I know this is shocking, but this is what we call "governance." Governing this country is a pain in the ass. It is difficult, slow, frustrating, and complete victory on any issue, great or small, is impossible because of how desperately Americans fight one another.
The bill, the American Tax Payer Relief Act, raises tax rates back to 39.6 percent for those making over $400,000; limits deductions and credits for those making over $250,000; extends unemployment insurance; expands the earned income tax credit; and gives Congress another two months to prevent sequestration. Some of my colleaguesargue that he could have gotten more, but I don’t think so. The final result, approved by the House of Representatives, saves the country from another fiscal train wreck. It also positions Obama and the Democrats very well in future fights with a Republican Party that is becoming an embattled outpost for addled billionaires and white Southern revanchists. It may not happen during Obama’s second term, but the GOP may be on the way to marginalizing itself as a political party.
Going into the negotiations over the fiscal cliff, Obama had two objectives. First, he had to prevent tax increases and further cuts to government spending that would imperil the recovery. As the CBO forecast last fall, further fiscal tightening could raise unemployment and slow growth, perhaps even leading to a recession. That’s certainly what happened in the United States in 1937 and in Japan in 1997 when policy-makers were under the illusion that reducing the deficit was the path to economic growth. The compromise, reached by Senate Minority Leader Mitch McConnell and Vice President Joe Biden, protected consumer demand and jobs.

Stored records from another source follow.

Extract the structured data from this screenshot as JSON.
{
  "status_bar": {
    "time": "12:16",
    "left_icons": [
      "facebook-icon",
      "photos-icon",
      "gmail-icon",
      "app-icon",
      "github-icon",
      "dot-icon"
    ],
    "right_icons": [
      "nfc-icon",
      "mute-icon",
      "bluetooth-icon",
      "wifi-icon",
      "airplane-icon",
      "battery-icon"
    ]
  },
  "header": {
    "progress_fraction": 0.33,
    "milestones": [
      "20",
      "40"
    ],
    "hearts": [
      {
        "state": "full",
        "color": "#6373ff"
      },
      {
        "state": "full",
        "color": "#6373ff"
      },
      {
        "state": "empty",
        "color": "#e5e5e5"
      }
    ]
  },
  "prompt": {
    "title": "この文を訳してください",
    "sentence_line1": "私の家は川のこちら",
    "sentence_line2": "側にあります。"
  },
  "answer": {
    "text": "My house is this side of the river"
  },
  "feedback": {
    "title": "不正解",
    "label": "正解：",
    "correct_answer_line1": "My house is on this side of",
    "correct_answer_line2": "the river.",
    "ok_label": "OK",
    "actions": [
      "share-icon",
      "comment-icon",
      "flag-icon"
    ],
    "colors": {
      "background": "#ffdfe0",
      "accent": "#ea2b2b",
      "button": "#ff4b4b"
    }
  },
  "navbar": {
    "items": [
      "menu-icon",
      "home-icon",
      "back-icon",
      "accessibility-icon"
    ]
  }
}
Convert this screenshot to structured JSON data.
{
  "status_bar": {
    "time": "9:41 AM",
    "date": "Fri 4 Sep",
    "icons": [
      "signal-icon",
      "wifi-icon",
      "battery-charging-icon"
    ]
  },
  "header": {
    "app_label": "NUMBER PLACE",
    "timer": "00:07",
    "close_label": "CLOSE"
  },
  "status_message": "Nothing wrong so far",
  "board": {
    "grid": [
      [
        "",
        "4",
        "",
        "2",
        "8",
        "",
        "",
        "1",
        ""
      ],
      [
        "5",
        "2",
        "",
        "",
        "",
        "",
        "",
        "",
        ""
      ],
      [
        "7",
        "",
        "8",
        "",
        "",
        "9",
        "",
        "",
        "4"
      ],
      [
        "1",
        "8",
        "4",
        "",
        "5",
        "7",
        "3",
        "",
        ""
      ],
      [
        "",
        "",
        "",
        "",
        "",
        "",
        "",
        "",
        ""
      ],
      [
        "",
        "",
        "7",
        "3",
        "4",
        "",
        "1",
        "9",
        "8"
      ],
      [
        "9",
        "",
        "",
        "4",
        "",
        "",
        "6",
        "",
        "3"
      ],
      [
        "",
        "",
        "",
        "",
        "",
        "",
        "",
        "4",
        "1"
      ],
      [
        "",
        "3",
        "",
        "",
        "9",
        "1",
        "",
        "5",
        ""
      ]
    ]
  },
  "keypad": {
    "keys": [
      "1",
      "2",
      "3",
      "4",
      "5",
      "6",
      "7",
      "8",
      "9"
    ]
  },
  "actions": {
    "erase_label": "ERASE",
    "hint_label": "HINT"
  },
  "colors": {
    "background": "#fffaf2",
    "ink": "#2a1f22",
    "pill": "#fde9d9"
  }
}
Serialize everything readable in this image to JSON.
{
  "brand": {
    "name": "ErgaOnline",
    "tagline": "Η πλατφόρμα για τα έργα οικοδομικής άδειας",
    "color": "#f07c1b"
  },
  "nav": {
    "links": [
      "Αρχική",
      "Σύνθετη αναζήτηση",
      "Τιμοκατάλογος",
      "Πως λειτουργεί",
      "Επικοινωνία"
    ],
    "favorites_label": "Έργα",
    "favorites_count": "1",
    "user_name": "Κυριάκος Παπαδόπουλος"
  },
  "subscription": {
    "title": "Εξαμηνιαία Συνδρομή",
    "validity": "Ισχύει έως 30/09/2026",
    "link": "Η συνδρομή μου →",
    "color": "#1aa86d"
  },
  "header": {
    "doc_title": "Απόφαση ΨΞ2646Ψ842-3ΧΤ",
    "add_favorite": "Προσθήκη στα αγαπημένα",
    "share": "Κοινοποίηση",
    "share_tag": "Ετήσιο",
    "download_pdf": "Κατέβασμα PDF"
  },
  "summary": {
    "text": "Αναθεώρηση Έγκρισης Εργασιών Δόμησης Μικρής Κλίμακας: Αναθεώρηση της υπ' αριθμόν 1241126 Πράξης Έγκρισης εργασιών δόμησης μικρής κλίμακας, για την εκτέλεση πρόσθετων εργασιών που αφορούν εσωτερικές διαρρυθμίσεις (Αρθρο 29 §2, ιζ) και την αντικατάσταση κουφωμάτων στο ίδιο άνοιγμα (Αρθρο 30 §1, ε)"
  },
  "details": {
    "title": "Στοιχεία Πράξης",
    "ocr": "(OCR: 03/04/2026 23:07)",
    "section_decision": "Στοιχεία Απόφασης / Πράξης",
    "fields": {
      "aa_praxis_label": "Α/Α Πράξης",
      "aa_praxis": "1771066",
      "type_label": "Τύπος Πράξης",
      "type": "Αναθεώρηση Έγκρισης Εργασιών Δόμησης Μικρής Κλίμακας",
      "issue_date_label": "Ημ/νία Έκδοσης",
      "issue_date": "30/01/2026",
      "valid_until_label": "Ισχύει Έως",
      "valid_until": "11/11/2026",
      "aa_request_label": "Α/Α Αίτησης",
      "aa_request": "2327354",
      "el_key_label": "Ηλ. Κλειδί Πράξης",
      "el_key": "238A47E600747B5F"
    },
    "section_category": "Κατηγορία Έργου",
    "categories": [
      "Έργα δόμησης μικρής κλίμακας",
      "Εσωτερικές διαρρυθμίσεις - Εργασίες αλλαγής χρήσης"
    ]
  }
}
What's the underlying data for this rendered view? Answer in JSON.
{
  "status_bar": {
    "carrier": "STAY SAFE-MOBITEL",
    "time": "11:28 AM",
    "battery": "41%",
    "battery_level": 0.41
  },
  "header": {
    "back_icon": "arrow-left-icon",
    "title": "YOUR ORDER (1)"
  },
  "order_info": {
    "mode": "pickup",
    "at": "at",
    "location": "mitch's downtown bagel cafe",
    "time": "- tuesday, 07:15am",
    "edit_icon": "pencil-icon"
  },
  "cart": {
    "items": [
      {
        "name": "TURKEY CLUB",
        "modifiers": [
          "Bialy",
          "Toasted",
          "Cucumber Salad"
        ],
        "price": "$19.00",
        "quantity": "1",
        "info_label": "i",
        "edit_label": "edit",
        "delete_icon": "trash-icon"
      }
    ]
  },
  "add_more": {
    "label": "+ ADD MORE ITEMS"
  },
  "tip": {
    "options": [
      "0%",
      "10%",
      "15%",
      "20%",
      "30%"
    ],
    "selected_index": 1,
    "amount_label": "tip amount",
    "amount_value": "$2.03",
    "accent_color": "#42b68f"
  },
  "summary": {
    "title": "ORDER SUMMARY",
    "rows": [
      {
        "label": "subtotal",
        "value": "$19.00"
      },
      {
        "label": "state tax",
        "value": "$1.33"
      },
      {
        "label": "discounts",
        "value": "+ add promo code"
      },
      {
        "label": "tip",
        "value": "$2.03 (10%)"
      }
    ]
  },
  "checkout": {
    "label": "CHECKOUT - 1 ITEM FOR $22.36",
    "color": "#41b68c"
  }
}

This is the classic view of people who believe in a "long game" and I subscribe to this. The President is trying to create a situation where the economy will improve dramatically enough by the 2014 mid-term elections to stave off having more Republicans on his case and performing their curious brand of oversight and compliance. You cannot expect anyone to want to spend the next four years being investigated by madmen.
The reality of a mixed bag is the reality of governance, though. Rational, thinking adults know they can't always get everything they want, but a process of compromise and negotiation can yield quite a bit in terms of goals and a shared agenda. The process of getting some of what a person wants is infused with a need to be skillful and adaptive. That goes against the all or nothing mentality of a lot of Americans on the right and on the left who want to see the absolute destruction of their opponents and the reduction of complex issues to simple definitions.
I'm happy with the mixed bag; the process is still worth it and it is still something to be proud of. This is the American way. If the Teahadists among us and the nihilists who don't care about anything except for their single, solitary issues can't handle it, too bad.